Sonnet 4.5 and especially Codex 5.1 have completely changed the way I build software.

> The fact that tools like Replit also include their own hosting environments is definitely neat, but not really what I was getting at as far as deployment. What I had in mind was managing arbitrary cloud platforms, setting up an optimal architecture for your anticipated scale and usage patterns — whether that's a single Hetzner instance with SQLite or horizontally scaled app servers behind an API gateway with Kafka, Valkey, and Spanner or ScyllaDB — and doing all the DevOps to handle that along with things like CI/CD.

I think this is all possible now. But I don't think it'd work first time because there are so many environmental issues (service auth etc) that can go wrong. Maybe it'd be ok if you have it a root AWS account...

buu700 4 hours ago | parent [-]

Just in case it was unclear, I extensively use AI and agentic coding with current models on a daily basis. The only thing I haven't tried in a few months is specifically one-shotting a greenfield project.

I know computer-use agents exist, and theoretically have tooling and permission to do all the things a human sitting in front of a computer can. I just haven't heard of anyone successfully claiming to have had one do exactly what I described for a non-toy project in one shot with zero mistakes, or of any tool like Replit claiming to support such a capability.

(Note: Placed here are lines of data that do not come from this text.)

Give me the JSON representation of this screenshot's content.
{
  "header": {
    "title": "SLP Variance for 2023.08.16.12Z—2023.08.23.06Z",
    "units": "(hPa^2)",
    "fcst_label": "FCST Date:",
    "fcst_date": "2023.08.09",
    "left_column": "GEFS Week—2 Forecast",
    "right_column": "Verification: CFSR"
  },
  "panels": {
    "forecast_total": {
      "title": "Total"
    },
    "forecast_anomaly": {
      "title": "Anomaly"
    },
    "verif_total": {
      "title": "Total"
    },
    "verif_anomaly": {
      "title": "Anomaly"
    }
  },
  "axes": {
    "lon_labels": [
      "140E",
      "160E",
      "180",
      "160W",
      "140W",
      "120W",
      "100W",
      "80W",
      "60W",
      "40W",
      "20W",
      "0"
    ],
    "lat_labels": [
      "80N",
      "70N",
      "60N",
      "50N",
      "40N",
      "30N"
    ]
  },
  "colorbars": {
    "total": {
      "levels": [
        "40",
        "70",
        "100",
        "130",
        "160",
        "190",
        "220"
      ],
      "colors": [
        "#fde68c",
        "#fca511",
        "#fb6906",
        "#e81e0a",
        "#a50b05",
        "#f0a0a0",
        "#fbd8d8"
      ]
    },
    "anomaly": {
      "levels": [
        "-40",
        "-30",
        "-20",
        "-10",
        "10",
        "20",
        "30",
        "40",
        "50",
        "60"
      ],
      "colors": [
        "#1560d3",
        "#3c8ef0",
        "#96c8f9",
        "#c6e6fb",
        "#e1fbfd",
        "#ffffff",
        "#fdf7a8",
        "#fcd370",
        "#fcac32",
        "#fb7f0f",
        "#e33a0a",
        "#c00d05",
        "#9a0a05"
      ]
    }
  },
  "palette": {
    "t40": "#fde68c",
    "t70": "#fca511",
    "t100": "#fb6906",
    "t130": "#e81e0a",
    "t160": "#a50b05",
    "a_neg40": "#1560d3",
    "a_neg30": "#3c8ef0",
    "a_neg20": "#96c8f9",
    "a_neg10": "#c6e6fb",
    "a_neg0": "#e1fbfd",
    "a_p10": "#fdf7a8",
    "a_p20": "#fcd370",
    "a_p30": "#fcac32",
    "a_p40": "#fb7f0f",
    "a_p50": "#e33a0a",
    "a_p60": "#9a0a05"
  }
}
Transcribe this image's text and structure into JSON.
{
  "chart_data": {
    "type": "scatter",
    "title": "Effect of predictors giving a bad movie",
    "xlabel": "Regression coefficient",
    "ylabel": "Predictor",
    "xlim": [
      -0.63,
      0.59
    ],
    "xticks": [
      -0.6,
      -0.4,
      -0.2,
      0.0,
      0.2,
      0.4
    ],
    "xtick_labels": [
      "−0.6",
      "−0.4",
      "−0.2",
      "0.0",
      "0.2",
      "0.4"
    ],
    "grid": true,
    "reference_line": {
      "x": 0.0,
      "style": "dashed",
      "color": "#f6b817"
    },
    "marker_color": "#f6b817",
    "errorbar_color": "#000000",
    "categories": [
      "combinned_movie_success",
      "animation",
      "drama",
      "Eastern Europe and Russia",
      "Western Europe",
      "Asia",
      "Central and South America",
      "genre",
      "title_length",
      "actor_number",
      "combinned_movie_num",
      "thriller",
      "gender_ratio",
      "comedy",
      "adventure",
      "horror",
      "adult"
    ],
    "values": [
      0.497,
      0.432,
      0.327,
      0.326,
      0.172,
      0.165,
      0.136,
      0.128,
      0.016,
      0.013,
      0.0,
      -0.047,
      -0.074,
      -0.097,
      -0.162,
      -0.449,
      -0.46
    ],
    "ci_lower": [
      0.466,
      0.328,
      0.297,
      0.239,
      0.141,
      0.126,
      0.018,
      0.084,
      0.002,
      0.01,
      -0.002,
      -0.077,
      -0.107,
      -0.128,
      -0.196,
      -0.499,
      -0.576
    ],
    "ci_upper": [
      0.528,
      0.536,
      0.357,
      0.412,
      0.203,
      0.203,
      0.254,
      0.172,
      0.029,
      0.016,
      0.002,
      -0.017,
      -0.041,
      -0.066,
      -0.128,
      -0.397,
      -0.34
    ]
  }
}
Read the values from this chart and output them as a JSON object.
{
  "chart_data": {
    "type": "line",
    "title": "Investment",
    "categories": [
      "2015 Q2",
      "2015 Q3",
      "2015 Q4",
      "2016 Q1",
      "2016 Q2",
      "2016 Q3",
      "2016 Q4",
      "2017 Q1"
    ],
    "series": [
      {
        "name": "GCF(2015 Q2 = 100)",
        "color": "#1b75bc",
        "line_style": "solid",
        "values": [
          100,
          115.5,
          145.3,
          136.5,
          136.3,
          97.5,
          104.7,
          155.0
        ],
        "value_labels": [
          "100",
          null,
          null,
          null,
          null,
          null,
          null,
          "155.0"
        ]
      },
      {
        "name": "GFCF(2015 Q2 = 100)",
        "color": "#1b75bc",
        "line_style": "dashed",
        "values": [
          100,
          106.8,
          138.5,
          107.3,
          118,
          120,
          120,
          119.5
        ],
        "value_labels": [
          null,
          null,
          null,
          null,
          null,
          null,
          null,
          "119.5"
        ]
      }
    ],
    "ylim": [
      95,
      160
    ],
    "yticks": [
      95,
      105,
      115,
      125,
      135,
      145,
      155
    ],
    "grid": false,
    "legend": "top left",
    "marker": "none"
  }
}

I'd be very interested to know if my impression is out of date. As in, if I could send a single message to some AI service and say "Here's my credit card, banking info, and entity info/EIN; build me a production-ready Google Drive clone with religious branding and 10x higher pricing called God Drive with native Android/iOS/Linux/macOS/Windows apps, then deploy it to production on an optimal cloud architecture capable of scaling to a billion users at whatever domain name you like best and release the apps to all major app stores/repositories", then go to bed with high confidence that I'd be able to start creating God Drive docs/spreadsheets/presentations for work the following morning.

If that isn't the case, it isn't a criticism of the technology. The fact that we're even seriously discussing the scenario is incredible.

colechristensen 3 hours ago | parent [-]

Well... they're not oracles and never will be. The things I'm creating are following recognizable development practices. It's not build-once and done, it's an elaborate design/build/test cycle that happens in many flavors because unless you've already done something and are copying it, that's how you create and language models aren't going to get away from that.

buu700 2 hours ago | parent [-]

Whether or not it will one day get there is anyone's guess, but it sounds like we agree that it at least isn't currently there. I brought up that goalpost to illustrate why more efficient models will only improve the aggregate volume and/or quality of output for the foreseeable future, as opposed to creating a glut of supply that destroys the economics of data centers.